Asperger e musica: come un batterista vive essendone affetto
Quale è stato l’effetto della diagnosi per il prosieguo dei tuoi studi di batteria?
MAURO: Ricordo che quando sono uscito dallo studio mi sono subito detto “ah, adesso molte cose si spiegano e va bene, ma ora come faccio?”
Perché il problema non è tanto lo studio dello strumento; sul lato tecnico ti chiudi e migliori.
Il problema è nato nei live dove l’empatia sul palco per me è necessaria perché non voglio risultare chiuso mentalmente o sembrare una macchina, voglio essere parte integrante del gruppo e della serata, concentrandomi nel contatto umano.

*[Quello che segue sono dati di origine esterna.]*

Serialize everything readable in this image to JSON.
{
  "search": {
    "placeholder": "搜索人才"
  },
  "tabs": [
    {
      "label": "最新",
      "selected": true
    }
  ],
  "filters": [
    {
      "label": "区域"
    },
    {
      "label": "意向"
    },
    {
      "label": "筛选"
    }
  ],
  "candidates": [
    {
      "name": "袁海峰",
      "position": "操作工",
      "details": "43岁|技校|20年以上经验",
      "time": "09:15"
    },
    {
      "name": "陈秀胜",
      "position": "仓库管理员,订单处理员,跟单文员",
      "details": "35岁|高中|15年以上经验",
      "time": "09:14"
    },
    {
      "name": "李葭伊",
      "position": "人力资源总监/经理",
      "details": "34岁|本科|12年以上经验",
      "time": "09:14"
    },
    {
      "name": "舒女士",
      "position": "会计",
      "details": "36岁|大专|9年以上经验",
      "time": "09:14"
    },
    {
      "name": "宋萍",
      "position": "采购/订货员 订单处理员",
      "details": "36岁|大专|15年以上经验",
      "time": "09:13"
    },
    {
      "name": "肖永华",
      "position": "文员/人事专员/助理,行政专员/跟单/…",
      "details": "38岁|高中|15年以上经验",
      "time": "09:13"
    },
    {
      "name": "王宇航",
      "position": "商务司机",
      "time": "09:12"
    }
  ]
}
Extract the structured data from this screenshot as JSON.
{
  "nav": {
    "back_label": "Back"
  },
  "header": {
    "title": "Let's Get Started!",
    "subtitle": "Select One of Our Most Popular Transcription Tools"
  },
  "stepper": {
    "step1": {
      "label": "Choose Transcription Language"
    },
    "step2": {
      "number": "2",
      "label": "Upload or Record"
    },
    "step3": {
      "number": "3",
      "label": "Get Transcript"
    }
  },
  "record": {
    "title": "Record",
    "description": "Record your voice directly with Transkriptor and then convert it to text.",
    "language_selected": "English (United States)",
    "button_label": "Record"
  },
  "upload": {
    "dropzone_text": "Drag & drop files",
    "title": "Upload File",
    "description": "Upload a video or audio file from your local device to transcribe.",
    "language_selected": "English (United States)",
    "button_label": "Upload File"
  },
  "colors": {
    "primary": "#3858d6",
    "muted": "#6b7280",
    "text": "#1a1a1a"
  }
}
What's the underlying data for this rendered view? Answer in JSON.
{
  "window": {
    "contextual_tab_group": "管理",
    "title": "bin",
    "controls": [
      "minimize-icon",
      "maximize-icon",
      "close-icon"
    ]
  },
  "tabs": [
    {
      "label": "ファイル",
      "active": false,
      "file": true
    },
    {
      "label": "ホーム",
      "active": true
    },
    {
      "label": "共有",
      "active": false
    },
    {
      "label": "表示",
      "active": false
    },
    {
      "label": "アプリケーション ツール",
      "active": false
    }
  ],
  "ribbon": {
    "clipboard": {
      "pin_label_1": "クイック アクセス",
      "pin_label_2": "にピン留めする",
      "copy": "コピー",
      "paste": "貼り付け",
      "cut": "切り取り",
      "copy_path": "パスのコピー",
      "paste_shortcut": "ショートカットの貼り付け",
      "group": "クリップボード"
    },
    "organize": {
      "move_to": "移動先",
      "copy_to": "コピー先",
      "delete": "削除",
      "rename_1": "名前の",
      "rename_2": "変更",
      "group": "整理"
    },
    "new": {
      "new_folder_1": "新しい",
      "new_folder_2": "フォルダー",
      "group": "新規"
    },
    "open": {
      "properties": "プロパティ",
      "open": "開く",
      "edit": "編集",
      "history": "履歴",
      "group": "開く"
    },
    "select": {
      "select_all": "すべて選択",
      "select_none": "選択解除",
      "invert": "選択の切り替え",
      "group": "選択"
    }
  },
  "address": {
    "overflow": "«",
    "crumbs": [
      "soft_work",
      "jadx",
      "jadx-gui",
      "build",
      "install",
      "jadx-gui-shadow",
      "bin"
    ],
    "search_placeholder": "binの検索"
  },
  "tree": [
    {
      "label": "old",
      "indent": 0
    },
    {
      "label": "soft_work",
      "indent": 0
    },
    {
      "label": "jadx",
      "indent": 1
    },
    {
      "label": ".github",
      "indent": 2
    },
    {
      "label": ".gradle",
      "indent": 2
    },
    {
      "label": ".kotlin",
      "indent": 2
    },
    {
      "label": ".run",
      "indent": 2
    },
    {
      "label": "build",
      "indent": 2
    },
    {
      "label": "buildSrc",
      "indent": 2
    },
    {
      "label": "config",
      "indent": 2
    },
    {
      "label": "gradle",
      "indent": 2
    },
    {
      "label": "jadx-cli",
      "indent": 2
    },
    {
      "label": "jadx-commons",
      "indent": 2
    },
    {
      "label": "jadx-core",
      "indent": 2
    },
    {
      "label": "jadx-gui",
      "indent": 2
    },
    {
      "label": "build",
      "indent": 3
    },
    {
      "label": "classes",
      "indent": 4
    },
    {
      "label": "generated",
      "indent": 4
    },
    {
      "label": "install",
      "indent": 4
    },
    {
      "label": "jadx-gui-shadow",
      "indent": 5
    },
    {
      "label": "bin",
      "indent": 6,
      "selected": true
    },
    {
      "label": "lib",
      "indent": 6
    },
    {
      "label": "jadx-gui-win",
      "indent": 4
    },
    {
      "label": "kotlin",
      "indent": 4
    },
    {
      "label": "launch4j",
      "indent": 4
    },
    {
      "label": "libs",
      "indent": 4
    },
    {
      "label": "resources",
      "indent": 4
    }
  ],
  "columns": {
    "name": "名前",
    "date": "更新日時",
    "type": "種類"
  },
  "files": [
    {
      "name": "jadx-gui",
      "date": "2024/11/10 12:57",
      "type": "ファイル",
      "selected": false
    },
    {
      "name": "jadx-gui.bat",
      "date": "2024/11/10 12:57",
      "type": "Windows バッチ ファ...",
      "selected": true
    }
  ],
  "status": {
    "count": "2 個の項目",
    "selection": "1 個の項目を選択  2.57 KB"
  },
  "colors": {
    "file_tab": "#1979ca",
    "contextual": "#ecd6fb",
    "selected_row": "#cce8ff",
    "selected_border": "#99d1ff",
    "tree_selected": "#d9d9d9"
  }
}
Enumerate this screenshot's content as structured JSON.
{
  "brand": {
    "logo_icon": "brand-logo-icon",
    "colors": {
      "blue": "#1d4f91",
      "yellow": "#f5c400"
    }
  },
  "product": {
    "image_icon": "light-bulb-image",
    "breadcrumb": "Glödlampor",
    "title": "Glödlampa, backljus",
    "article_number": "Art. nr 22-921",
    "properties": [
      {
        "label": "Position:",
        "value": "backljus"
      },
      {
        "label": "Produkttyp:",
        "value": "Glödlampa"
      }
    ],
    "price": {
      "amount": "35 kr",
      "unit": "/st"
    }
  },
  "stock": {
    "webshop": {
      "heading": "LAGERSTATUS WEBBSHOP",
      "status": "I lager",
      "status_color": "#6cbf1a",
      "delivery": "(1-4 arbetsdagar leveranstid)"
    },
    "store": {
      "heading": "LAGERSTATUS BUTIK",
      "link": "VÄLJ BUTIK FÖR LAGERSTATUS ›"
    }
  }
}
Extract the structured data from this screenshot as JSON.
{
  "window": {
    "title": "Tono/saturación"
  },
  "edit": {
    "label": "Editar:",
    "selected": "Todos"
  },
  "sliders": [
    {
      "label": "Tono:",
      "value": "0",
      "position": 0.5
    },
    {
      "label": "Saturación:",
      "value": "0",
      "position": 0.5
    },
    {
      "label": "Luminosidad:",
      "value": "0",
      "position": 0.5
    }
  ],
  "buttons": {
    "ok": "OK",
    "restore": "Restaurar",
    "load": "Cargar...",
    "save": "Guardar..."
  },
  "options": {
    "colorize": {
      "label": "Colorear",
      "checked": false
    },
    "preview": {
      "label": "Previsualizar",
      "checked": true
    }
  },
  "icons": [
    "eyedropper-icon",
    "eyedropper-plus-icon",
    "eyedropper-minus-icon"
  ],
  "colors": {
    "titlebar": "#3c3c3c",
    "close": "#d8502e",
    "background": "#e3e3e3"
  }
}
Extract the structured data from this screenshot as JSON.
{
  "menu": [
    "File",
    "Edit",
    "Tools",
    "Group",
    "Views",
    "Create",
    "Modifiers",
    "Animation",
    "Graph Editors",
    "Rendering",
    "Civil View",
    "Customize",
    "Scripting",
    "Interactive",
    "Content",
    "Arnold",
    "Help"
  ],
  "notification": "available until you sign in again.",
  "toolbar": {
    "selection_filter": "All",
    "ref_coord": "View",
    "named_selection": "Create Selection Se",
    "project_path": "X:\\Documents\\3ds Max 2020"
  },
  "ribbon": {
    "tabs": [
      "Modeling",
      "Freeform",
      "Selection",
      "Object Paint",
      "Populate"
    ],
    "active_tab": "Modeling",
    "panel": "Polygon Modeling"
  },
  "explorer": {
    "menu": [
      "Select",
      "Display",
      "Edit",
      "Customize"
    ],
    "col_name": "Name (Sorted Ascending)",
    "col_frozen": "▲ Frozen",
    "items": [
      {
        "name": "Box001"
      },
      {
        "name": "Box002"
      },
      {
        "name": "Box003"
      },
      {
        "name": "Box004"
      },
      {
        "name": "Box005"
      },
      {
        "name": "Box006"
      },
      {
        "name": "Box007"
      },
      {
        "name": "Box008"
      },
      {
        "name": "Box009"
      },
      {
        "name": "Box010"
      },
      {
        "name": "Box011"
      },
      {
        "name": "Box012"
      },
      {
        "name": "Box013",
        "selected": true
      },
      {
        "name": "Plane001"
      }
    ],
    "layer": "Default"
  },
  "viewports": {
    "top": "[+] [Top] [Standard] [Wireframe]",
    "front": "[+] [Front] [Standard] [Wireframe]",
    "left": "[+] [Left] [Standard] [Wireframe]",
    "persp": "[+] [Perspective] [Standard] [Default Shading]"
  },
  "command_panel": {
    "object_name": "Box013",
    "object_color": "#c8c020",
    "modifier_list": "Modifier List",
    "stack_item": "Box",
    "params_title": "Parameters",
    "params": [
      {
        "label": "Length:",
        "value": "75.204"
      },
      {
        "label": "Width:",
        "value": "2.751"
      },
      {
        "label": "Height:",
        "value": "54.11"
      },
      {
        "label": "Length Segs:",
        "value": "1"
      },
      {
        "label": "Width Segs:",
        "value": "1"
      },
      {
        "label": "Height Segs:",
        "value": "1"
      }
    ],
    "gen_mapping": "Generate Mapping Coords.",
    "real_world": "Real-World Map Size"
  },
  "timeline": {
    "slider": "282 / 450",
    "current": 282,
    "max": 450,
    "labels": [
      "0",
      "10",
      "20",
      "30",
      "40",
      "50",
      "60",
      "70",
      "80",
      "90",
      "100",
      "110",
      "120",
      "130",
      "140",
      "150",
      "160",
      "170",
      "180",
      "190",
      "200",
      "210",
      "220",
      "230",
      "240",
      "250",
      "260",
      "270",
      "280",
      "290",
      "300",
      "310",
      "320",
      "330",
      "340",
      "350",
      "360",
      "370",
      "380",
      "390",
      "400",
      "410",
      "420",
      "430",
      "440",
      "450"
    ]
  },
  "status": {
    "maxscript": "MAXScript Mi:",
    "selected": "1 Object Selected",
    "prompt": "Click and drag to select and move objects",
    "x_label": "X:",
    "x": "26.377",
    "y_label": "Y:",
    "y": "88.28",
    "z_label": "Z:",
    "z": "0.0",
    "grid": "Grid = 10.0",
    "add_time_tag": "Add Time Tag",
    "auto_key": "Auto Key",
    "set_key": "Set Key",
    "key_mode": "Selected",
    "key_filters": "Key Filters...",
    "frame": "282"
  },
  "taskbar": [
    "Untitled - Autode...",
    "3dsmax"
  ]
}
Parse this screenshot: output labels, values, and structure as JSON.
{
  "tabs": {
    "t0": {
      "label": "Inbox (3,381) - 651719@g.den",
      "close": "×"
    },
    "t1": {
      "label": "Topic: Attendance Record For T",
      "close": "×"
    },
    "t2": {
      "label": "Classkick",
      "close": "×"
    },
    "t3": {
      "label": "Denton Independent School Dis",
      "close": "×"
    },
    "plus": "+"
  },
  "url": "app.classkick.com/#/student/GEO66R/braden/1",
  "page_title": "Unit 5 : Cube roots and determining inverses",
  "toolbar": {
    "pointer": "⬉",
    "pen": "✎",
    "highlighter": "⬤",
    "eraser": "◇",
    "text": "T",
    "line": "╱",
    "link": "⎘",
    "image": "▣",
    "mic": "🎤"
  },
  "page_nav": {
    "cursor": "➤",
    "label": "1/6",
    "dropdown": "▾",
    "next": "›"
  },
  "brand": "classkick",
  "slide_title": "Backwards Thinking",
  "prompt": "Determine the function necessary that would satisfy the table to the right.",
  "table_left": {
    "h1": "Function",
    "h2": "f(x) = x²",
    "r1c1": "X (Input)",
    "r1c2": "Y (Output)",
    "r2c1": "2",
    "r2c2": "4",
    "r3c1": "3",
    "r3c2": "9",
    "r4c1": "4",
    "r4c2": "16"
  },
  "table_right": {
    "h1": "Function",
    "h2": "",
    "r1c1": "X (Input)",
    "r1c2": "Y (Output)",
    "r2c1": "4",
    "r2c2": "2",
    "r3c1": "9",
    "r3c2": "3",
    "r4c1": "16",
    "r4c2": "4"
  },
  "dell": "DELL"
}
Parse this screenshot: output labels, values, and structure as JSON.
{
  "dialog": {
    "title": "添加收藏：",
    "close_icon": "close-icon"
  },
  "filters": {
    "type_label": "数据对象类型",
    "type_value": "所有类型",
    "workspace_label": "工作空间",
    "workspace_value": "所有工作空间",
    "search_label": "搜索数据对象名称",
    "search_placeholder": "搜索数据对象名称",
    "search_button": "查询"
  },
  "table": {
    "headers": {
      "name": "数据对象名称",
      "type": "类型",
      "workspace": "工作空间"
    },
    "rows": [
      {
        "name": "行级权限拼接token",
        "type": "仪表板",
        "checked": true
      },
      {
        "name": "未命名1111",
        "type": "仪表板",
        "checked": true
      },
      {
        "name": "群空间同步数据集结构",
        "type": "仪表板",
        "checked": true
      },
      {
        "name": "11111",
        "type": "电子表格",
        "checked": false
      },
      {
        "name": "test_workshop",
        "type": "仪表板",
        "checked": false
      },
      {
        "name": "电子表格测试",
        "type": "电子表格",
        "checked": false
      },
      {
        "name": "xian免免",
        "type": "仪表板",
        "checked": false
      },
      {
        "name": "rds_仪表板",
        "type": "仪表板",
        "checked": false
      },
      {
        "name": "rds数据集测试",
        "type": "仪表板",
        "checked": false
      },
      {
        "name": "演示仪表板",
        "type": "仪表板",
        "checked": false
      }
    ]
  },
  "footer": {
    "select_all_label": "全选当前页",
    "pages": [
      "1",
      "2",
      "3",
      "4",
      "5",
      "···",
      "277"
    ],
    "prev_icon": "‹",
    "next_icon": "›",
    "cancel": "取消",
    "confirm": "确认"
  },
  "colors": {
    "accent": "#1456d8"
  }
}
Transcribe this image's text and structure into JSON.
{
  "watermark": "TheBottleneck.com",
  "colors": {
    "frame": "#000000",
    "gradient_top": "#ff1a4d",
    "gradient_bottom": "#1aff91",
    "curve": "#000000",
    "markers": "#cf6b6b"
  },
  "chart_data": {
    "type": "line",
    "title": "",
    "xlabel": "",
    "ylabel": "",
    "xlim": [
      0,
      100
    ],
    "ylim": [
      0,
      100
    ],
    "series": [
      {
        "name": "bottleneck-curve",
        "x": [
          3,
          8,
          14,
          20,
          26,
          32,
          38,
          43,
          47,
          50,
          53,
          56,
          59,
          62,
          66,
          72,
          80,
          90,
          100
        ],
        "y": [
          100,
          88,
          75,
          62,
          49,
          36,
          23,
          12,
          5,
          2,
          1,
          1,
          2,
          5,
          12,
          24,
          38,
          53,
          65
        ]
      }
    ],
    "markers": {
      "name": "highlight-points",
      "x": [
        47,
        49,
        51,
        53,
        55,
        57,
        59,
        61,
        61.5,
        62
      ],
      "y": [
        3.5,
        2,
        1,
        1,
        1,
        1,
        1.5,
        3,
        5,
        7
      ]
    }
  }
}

Hai seguito un percorso riabilitativo? O di psicoterapia che ti aiutasse a gestire la cosa?
MAURO: No, dopo la diagnosi mi sono detto che dopo 18 anni passati a non avere consapevolezza della cosa, adesso era necessario soltanto impegnarsi un po’ di più in quello che faccio.
Certamente ora quando mi accorgo del mio comportamento mi dico scherzando “dai Mauro non rimanere appartato e relazionati anche tu come fanno tutti gli altri” (ride). È per questo che non credo mi serva un percorso, per adesso sento di farcela da solo.
Che consiglio daresti ad un musicista che vive della tua stessa difficoltà?
MAURO: Cercare di pensare che c’è un mondo fuori, aprirsi anche gradualmente. Se c’è qualcuno, per esempio, che ti viene a fare un complimento a fine serata accoglilo e ringrazialo. Non serve pensare e rimanere chiusi concentrandosi su quello che hai sbagliato, cerca di sfruttare le occasioni per aprirti un po’,
non fare in modo che l’Asperger ti metta le briglie!
Quale sarebbe un brano identificativo che rappresenta questa tua condizione?
MAURO: Mi viene in mente un pezzo di Steven Wilson che si intitola No Twilight Within the Courts of the Sun , è un pezzo in 21/8. Una cosa che mi identifica è il mood di tutto il brano: parte da una cosa piccola, da una chiusura immane e poi si alterna fra un clima vorace e poi un po’ più mite.
Per me l’Asperger è stato questo: la mia chiusura è stata minuscola, poi sfociava in una apertura, ma cominciando a prendere il controllo di questa difficoltà sono riuscito e riesco giorno per giorno a tirarne fuori qualcosa di buono.